Installation went smoothly enough. I had no trouble installing the program, which has a clean, easy-to-follow interface. Unlike PC Mag, though, I tested this software not on a test PC infested with viruses and other pests, but on my own system, on which I carefully control the software installed. I can say with confidence that my PC is spyware-free.

So imagine my shock when Spy Sweeper’s half-hour examination turned up 51 “traces” of spyware and adware. Ha! The majority of these offending bits of digital debris were simply cookies, many of them from innocuous sites like Travelocity, com.com (an alias for CNET and ironically, a close cousin of PC Magazine), and Pricegrabber.

More disturbing was the fact that Spy Sweeper identified a couple of perfectly legitimate programs as spyware. According to the sweep results, I was infested with a known adware program called BrowserAid.

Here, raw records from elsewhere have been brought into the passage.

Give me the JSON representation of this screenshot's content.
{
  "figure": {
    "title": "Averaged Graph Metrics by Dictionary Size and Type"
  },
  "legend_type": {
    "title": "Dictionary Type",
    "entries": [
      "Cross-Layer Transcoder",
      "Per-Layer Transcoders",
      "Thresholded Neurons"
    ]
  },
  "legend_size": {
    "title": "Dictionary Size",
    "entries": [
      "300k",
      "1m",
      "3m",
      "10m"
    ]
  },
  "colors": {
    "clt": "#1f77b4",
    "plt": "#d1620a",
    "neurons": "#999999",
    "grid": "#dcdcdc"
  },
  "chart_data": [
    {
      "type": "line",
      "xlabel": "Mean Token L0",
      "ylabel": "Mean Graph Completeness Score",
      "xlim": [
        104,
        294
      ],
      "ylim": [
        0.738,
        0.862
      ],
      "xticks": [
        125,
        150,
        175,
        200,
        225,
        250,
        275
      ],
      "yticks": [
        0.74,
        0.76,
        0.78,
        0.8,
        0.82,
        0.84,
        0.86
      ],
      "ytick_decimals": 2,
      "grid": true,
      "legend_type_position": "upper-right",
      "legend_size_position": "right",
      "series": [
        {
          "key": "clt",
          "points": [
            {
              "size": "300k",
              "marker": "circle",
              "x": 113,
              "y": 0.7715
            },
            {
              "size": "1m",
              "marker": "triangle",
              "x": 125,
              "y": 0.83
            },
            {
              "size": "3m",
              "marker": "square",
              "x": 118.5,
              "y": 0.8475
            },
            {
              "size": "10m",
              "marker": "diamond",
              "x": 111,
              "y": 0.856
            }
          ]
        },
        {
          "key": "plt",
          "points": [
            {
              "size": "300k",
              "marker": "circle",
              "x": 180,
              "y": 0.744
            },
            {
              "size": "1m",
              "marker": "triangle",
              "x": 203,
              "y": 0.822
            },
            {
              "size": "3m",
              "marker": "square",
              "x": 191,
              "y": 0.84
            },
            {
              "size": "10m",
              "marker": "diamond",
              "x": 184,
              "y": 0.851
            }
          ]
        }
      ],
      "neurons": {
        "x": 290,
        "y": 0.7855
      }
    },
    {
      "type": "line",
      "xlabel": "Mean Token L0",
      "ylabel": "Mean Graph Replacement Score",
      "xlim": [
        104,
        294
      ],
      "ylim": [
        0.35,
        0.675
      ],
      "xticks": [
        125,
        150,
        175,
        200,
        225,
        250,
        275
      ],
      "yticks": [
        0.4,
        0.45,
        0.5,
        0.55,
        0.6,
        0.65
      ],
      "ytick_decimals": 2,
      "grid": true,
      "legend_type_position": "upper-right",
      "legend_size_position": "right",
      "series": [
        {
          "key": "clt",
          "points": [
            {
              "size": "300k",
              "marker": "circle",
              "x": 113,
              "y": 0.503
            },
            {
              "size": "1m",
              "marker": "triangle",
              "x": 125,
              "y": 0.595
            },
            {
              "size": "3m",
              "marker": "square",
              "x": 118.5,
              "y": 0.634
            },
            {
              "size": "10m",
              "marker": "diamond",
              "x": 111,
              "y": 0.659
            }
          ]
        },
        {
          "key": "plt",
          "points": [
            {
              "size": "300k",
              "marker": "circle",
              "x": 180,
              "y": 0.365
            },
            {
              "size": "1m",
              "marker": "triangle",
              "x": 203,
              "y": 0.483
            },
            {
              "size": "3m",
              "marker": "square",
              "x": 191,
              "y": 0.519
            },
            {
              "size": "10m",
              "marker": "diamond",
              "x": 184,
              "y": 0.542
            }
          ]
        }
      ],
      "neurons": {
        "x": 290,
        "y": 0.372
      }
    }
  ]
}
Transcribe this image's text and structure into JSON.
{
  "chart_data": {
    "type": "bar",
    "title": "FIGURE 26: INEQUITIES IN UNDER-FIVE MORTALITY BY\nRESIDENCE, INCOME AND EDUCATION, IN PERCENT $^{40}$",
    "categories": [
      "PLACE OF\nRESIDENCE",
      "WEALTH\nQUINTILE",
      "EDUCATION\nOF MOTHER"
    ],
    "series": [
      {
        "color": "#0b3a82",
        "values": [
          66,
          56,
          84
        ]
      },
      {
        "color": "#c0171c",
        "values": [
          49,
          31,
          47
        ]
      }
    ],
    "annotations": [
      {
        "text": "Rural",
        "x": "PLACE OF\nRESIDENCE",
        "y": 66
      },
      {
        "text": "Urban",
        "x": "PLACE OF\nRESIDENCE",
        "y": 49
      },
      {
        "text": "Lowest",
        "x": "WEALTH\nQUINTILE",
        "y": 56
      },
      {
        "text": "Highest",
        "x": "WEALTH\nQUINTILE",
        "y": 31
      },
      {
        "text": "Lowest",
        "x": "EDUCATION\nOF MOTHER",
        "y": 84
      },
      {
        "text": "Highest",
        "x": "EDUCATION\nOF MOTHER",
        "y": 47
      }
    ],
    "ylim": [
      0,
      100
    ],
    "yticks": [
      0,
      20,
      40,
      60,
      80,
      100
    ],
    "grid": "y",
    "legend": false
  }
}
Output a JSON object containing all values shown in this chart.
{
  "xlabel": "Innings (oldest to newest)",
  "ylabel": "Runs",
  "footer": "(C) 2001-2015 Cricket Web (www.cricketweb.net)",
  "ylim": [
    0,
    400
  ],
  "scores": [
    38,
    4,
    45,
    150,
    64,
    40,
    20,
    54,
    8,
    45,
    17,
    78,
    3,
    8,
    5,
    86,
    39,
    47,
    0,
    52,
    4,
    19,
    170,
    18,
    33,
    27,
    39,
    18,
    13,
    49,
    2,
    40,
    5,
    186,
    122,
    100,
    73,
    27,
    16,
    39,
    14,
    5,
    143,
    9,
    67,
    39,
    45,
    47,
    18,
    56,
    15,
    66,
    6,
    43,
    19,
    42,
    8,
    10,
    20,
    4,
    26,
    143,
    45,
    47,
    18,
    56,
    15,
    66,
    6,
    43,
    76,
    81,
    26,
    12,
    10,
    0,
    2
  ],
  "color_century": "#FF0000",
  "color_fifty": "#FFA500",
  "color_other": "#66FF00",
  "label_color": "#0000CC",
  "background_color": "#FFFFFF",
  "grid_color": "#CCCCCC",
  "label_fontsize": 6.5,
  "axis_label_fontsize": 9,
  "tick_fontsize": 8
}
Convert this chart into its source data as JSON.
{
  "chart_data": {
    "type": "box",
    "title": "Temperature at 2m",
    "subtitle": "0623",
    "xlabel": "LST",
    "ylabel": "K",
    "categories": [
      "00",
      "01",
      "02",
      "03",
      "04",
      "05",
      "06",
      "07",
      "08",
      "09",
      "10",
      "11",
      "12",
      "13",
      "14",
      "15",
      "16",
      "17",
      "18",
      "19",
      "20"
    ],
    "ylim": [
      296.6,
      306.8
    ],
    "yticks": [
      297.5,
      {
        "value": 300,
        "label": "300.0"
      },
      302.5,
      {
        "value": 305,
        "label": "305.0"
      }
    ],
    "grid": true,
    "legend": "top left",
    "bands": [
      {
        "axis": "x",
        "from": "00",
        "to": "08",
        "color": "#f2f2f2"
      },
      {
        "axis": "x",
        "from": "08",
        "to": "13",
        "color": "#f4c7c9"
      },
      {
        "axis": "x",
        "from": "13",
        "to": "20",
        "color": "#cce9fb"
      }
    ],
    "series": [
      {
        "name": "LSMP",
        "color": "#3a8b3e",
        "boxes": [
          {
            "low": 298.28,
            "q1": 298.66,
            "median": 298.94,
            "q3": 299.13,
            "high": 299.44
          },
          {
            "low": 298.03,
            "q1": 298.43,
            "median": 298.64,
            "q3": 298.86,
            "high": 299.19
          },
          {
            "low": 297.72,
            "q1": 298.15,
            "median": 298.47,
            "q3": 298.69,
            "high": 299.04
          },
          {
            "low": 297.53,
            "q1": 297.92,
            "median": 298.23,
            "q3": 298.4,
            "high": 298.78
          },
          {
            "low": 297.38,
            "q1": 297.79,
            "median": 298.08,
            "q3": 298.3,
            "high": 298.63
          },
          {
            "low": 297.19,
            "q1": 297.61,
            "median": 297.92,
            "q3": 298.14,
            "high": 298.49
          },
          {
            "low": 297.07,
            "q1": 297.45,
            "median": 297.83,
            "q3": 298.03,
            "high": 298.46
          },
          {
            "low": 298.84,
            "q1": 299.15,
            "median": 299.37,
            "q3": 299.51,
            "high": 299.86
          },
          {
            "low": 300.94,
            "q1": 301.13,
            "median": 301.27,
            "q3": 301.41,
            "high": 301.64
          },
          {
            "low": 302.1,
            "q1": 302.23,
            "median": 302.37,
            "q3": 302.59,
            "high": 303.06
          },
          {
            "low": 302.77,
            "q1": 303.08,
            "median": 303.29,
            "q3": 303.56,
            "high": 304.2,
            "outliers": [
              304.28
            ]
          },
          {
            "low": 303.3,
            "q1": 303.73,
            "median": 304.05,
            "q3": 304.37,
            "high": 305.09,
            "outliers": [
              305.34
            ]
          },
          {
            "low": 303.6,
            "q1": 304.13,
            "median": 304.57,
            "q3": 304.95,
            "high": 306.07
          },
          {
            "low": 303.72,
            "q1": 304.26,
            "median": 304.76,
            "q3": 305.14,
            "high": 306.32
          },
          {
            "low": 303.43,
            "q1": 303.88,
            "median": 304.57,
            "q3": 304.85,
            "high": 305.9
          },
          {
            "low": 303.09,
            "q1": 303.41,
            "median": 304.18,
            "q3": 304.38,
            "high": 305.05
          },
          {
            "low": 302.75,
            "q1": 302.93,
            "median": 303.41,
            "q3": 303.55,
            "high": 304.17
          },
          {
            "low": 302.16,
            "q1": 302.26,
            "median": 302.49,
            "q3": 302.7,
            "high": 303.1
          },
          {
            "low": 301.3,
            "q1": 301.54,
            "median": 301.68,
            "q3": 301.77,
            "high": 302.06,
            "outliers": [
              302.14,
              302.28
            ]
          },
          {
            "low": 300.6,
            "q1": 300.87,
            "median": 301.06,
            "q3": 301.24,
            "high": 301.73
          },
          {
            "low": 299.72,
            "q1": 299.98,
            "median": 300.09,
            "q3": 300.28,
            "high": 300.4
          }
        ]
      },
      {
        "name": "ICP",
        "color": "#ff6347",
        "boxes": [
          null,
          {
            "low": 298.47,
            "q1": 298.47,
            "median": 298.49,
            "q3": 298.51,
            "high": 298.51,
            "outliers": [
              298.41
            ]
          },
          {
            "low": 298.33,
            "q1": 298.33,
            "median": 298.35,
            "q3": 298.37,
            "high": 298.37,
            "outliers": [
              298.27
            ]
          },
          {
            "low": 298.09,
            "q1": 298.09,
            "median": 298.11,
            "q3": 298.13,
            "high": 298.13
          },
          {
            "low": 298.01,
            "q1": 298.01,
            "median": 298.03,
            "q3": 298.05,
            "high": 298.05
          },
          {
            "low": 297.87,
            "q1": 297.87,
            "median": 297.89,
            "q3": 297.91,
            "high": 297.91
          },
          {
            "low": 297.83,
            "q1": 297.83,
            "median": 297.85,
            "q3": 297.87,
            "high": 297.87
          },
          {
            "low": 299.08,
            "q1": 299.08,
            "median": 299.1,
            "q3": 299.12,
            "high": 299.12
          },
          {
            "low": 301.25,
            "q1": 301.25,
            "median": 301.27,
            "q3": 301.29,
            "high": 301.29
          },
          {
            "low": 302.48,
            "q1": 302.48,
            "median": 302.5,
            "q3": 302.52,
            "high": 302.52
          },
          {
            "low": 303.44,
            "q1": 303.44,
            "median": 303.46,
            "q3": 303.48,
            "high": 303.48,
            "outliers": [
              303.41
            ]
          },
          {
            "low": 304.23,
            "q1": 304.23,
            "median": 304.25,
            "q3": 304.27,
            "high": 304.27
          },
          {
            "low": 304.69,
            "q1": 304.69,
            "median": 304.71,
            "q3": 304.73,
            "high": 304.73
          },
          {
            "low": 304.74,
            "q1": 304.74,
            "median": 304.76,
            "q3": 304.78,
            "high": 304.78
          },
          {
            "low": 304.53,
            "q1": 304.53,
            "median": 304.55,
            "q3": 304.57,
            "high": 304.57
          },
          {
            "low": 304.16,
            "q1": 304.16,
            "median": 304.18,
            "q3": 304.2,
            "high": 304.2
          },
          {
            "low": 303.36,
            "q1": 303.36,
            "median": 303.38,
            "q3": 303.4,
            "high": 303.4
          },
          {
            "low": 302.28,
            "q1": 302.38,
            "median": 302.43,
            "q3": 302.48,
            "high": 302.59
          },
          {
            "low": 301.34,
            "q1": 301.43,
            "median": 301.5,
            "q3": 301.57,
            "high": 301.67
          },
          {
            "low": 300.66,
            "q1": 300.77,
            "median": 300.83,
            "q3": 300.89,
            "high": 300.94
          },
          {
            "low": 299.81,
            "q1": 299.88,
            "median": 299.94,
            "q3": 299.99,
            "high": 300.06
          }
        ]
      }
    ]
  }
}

The file identified was actually a key part of TechSmith‘s excellent screen-capture utility, SnagIt. Spy Sweeper also told me my system had been taken over by something called Eacceleration. That also turned out to be wrong; the DLL that it found was actually the virus-scanning module from my CD/DVD burning program of choice, Nero 6 Ultra Edition.

Spy Sweeper also complained about SideStep, a wonderful Internet Explorer add-in that clearly identifies itself and has an admirable privacy policy. It is ludicrous to call SideStep adware or spyware.

If I had followed Spy Sweeper’s advice, I would have disabled at least three programs I rely on heavily. An unsophisticated user would have never figured out that Spy Sweeper was wrong and would probably have wiped out these innocent programs.

Ad-Aware 6 and Spybot S&D had no trouble keeping their mitts off my perfectly legitimate software. And both are free, in contrast to the $30 Spy Sweeper.

Security software that can’t tell the good guys from the bad guys isn’t worth paying for. It’s not even worth downloading for free. My advice: Stay away from Spy Sweeper.

Sleazy search tricks

Yahoo Search is getting a lot of good press lately for its new search engine design. A lot of the ink is coming from people who think Google needs some competition. Fair enough.

But Yahoo has a long, long way to go before it earns my trust. Case in point: Type spybot into Yahoo’s search box and this is what you get:

Yahoo search results

I’ve blacked out the names and URLs of the companies that purchased the ads that appear at the top of this list, because they don’t deserve any publicity. They’re deliberately capitalizing on the good name of Spybot S&D to lure unsophisticated or distracted Web searchers into clicking their links. Instead of getting the real thing for free, you wind up at a Web site offering an inferior product for a frightful amount of money. In both of these examples, the sales pitch is misleading and filled with unnecessary scare tactics.

It’s bad enough that these copycat companies are trying to steal the good name of the Spybot folks. In my opinion, Yahoo is playing right into their hands by not clearly differentiating the search results. Those “sponsored listings” at the top look just like the real search results that appear below. And I have already heard from two people who were duped.

Google, unfortunately, is only a little better. The same search produces two “sponsored links” above the real search listings. They don’t look exactly like the search results, but they also don’t look like ads. And that’s the point. How difficult could it be to put the words PAID ADVERTISEMENT beneath each listing? That way, we’d know exactly what it is. Both companies deserve scorn for deliberately deceiving their customers.